Postby k_alexander » Tue Jul 28, 2009 9:46 am

... and I'm aware that I'm dragging this post out of the dark dusty archives, but I keep reading certain things and thinking "I must share". Since reading this topic, there are a few things that I do pay more attention to when writing. Obviously one person's bad habit is another's style, so one can't take everything too seriously, but certain comments are very relevant to me, and thus I hope to others.

What I've just recently realized is a peeve: Unsuitable language. It falls into the bigger category of "characterization", which said category I think should belong to me by squatter's rights since I've used the word so often.

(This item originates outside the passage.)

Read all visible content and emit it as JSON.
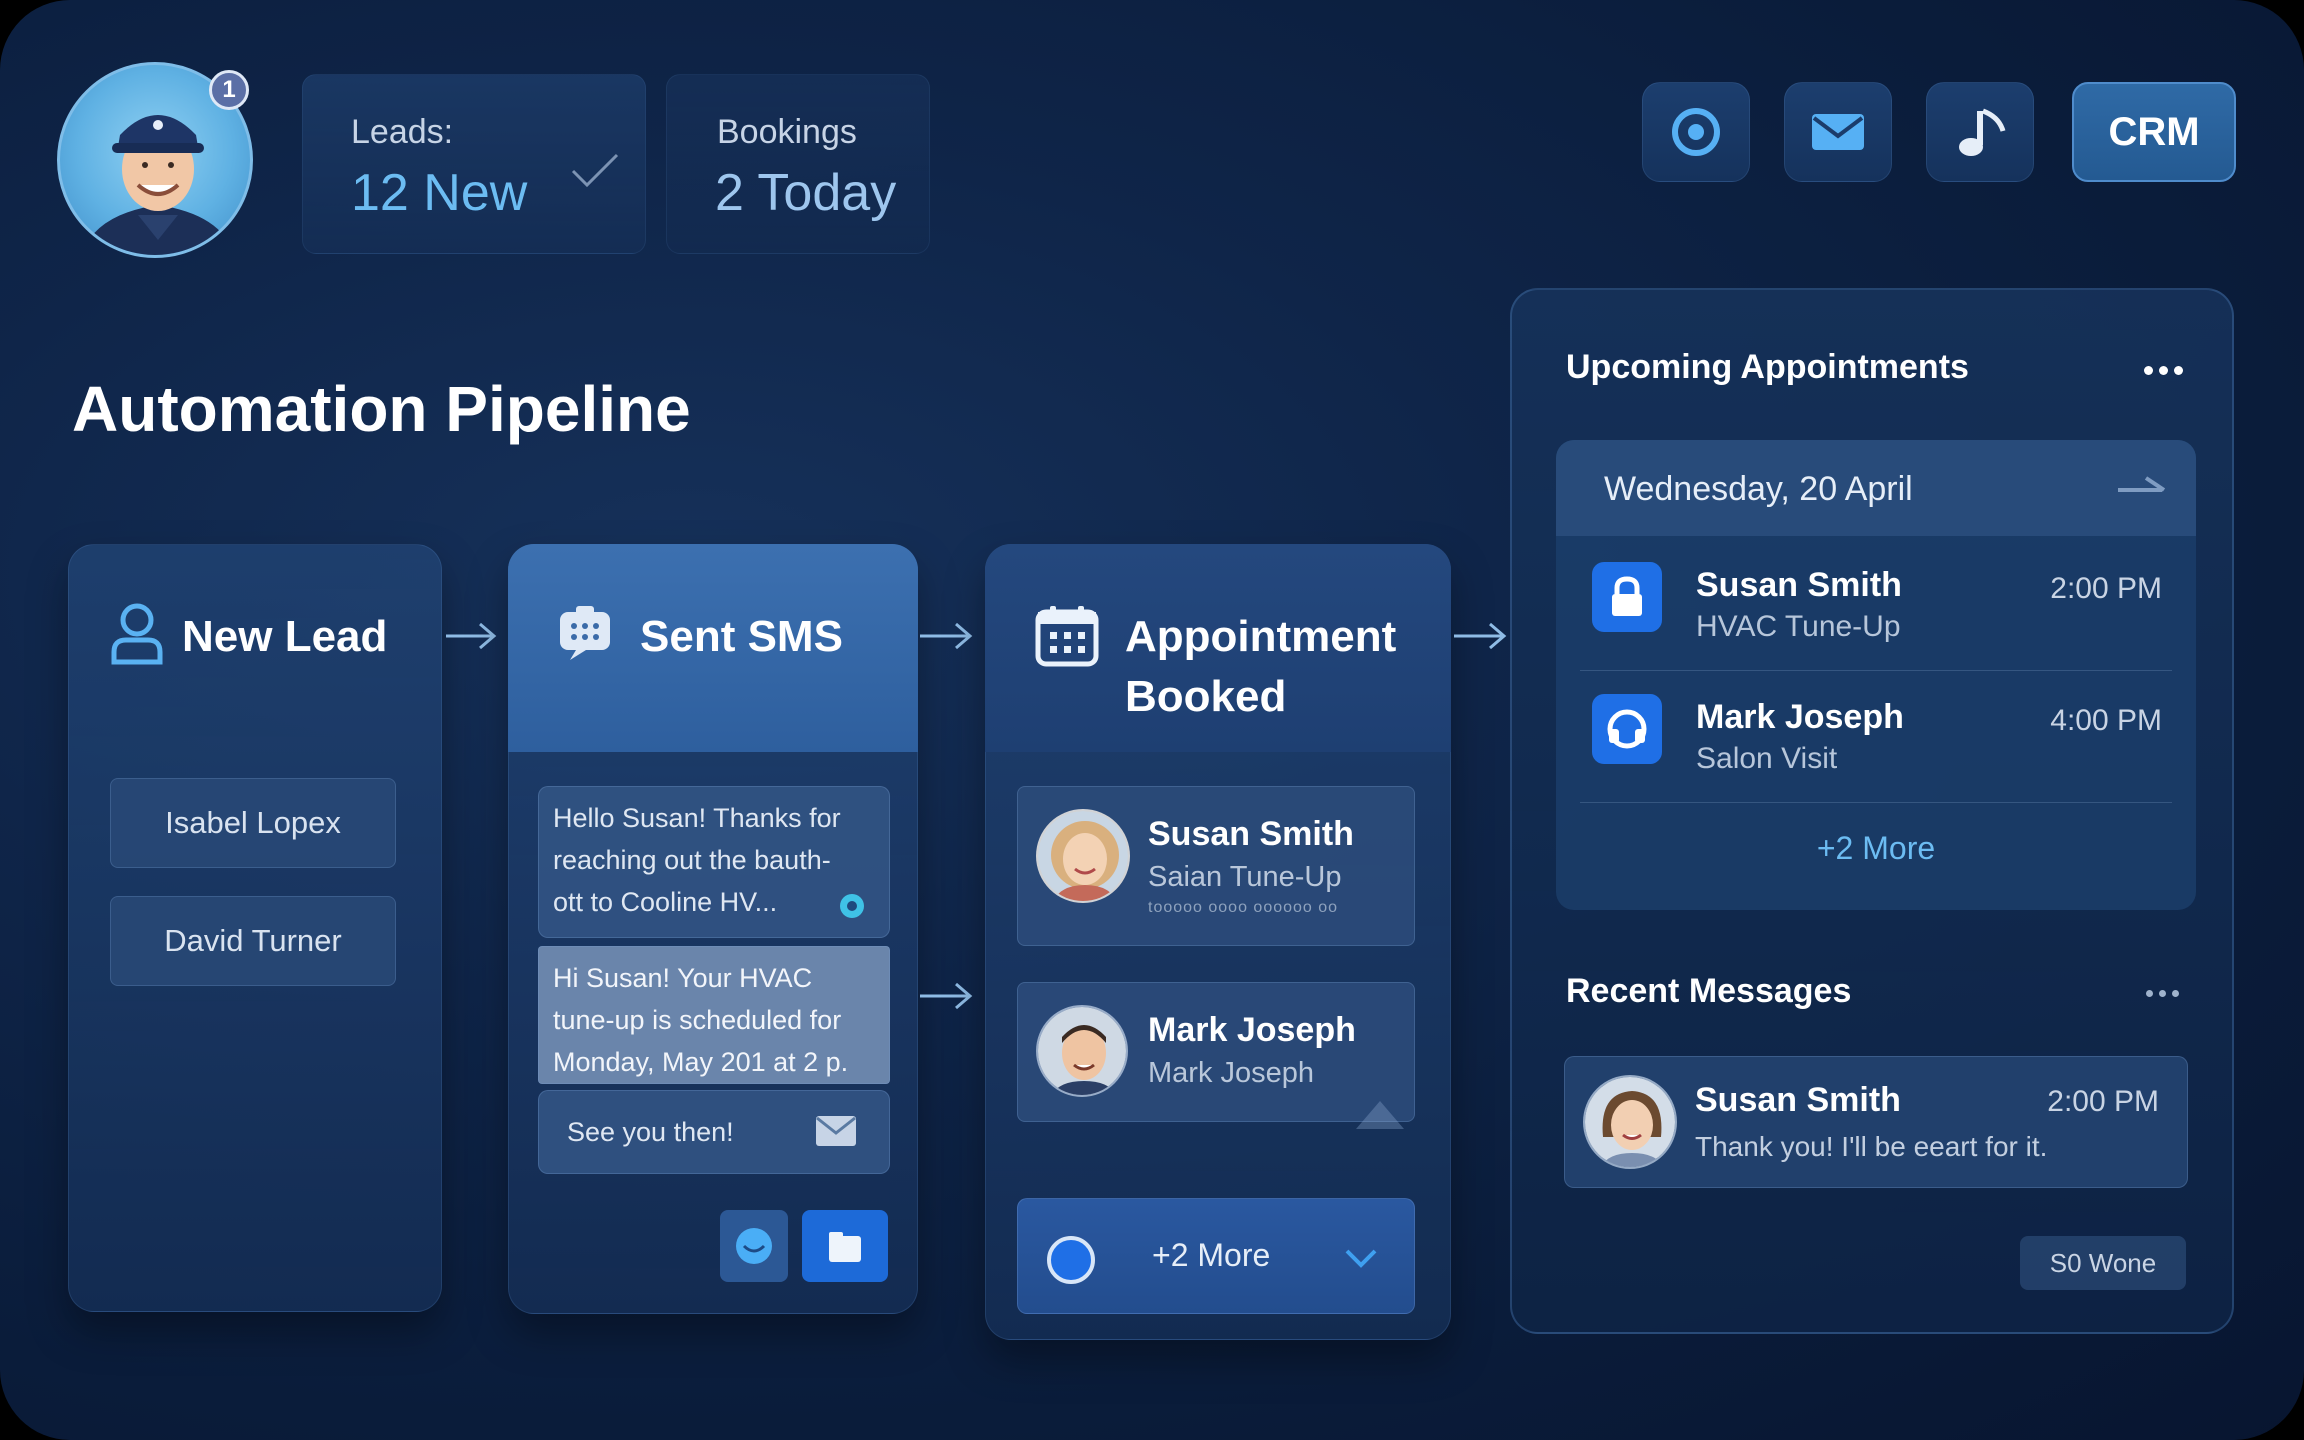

It's a temptation to "upgrade" on one's vocabulary when writing, as you want to make things sound just a little bit more rounded, but very often that makes the dialogue absolutely dire for me. Point in case - a story I've just put down. I would have finished it, but for dialogue gems similar to the following: "Did you inform her of the erroneous nature of her belief?". Sure, some people do have a better vocab use than others, and I'm not saying they shouldn't utilize it fully (the only thing sexier than a smart word is someone who understands how to use it, in my opinion), but there's a difference. Not even a terribly educated person would phrase a sentence so stiltedly. "Did you tell her she was wrong?" takes less space and thought.